🤖 AI Summary
Scientific workflows are energy-intensive and carbon-heavy, yet their delay tolerance, interruptibility, and scalability present unique opportunities for carbon-aware computing. This paper proposes a carbon-aware execution framework for scientific workflows, integrating time-aware scheduling, dynamic pause/resume, and elastic resource scaling. Leveraging a linear power model and real-world regional marginal carbon intensity (MCI) data—not average grid intensity—the framework enables fine-grained temporal carbon optimization within the Nextflow engine. It constitutes the first systematic evaluation of carbon-aware strategies for scientific workflows, quantifying their emission-reduction potential and identifying time-shifting and elastic scaling as key levers for carbon footprint reduction. Empirical evaluation across two geographically distinct regions demonstrates significant reductions in both end-to-end workflow and per-task carbon emissions, validating the effectiveness and generalizability of MCI-driven scheduling.
📝 Abstract
Scientific workflows are widely used to automate scientific data analysis and often involve processing large quantities of data on compute clusters. As such, their execution tends to be long-running and resource intensive, leading to significant energy consumption and carbon emissions.
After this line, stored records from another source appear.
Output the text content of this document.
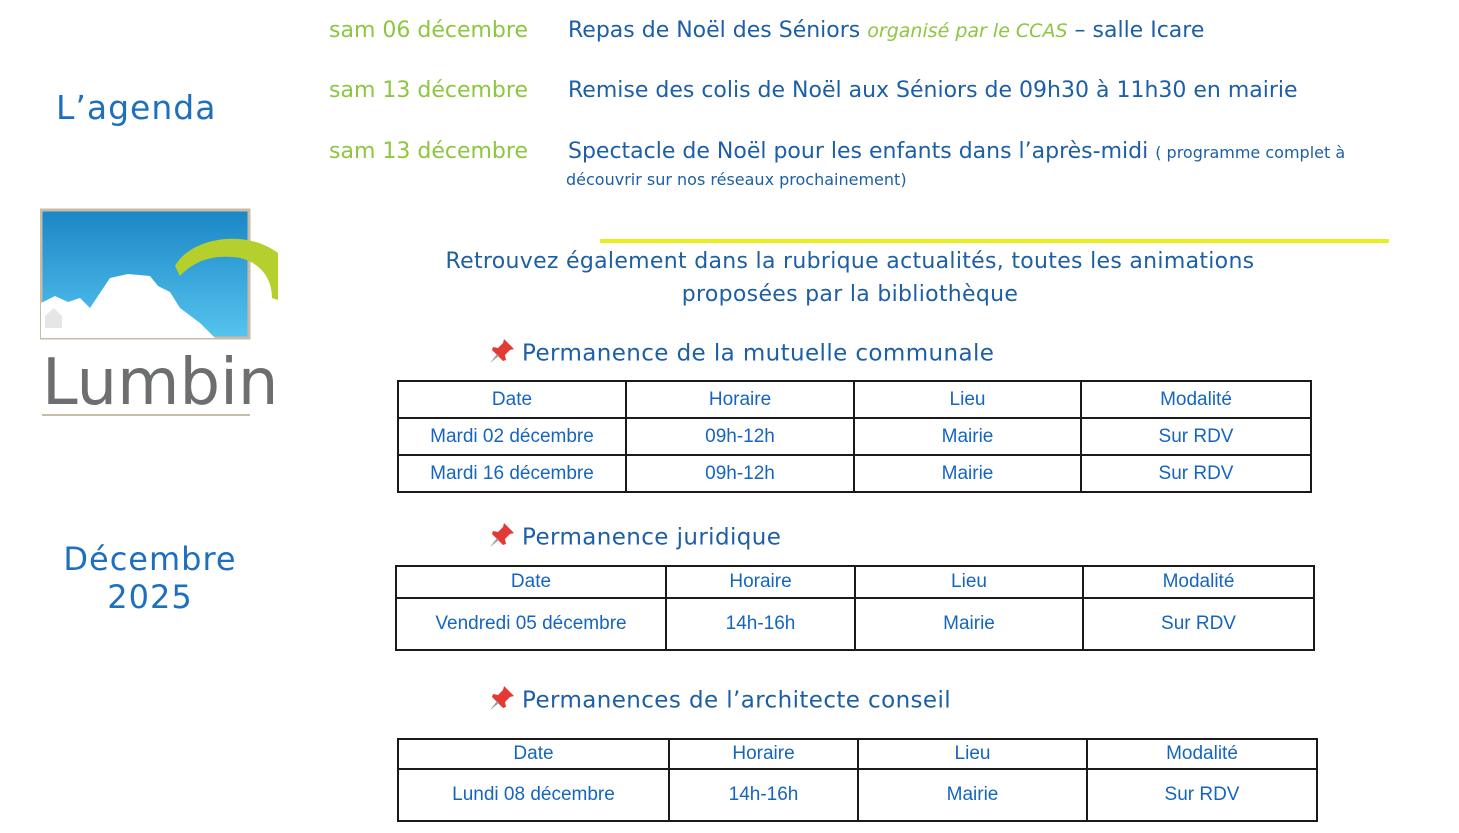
L’agenda
Lumbin
Décembre
2025
sam 06 décembre Repas de Noël des Séniors organisé par le CCAS – salle Icare
sam 13 décembre Remise des colis de Noël aux Séniors de 09h30 à 11h30 en mairie
sam 13 décembre Spectacle de Noël pour les enfants dans l’après-midi ( programme complet à
découvrir sur nos réseaux prochainement)
Retrouvez également dans la rubrique actualités, toutes les animations
proposées par la bibliothèque
Permanence de la mutuelle communale
Date	Horaire	Lieu	Modalité
Mardi 02 décembre	09h-12h	Mairie	Sur RDV
Mardi 16 décembre	09h-12h	Mairie	Sur RDV
Permanence juridique
Date	Horaire	Lieu	Modalité
Vendredi 05 décembre	14h-16h	Mairie	Sur RDV
Permanences de l’architecte conseil
Date	Horaire	Lieu	Modalité
Lundi 08 décembre	14h-16h	Mairie	Sur RDV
Meanwhile, a wealth of carbon-aware computing methods have been proposed, yet little work has focused specifically on scientific workflows, even though they present a substantial opportunity for carbon-aware computing because they are inherently delay tolerant, efficiently interruptible, and highly scalable. In this study, we demonstrate the potential for carbon-aware workflow execution. For this, we estimate the carbon footprint of two real-world Nextflow workflows executed on cluster infrastructure. We use a linear power model for energy consumption estimates and real-world average and marginal CI data for two regions. We evaluate the impact of carbon-aware temporal shifting, pausing and resuming, and resource scaling. Our findings highlight significant potential for reducing emissions of workflows and workflow tasks.